An appropriate order will be entered.
BY THE COURT,
Dated: May 10, 2017
/s/ JOY FLOWERS CONTI
Joy Flowers Conti
Chief United States District Judge
The purpose of a motion for reconsideration is “to correct manifest errors of law or fact
or to present newly discovered evidence.” Max's Seafood Café v. Quinteros, 176 F.3d 669, 677
(3d Cir. 1999). A motion for reconsideration under Federal Rule of Civil Procedure 59(e) must
therefore rely on one of three grounds: (1) an intervening change in the law; (2) the availability
of new evidence; or (3) the need to correct clear error of law or prevent manifest injustice. N.
River Ins. Co. v. CIGNA Reinsurance Co., 52 F.3d 1194, 1218 (3d Cir. 1995). A motion for
reconsideration is not properly grounded in a request for a district court to rethink a decision it
has already rightly or wrongly made. Williams v. Pittsburgh, 32 F.Supp.2d 236, 238 (W.D. Pa.

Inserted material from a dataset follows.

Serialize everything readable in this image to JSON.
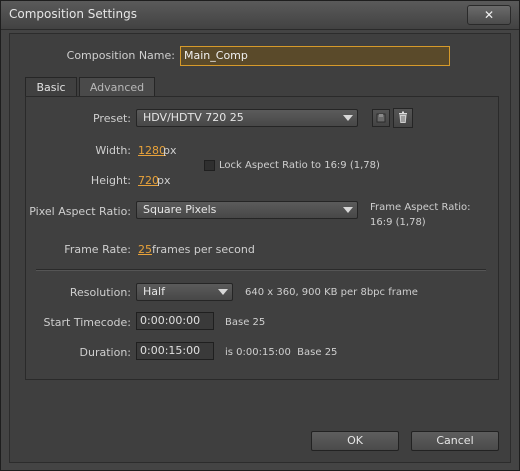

1998). Litigants are cautioned to “ ‘evaluate whether what may seem to be a clear error of law is
in fact simply a point of disagreement between the Court and the litigant.’ ” Waye v. First
Citizen's Nat'l Bank, 846 F.Supp. 310, 314 n. 3 (M.D. Pa. 1994) (quoting Atkins v. Marathon
LeTourneau Co., 130 F.R.D. 625, 626 (S.D. Miss. 1990)). Motions for reconsideration should
not relitigate issues already resolved by the court and should not be used to advance additional
arguments which could have been made by the movant before judgment. Reich v. Compton, 834
F.Supp. 753, 755 (E.D. Pa. 1993) aff'd in part, rev'd in part, 57 F.3d 270 (3d Cir. 1995).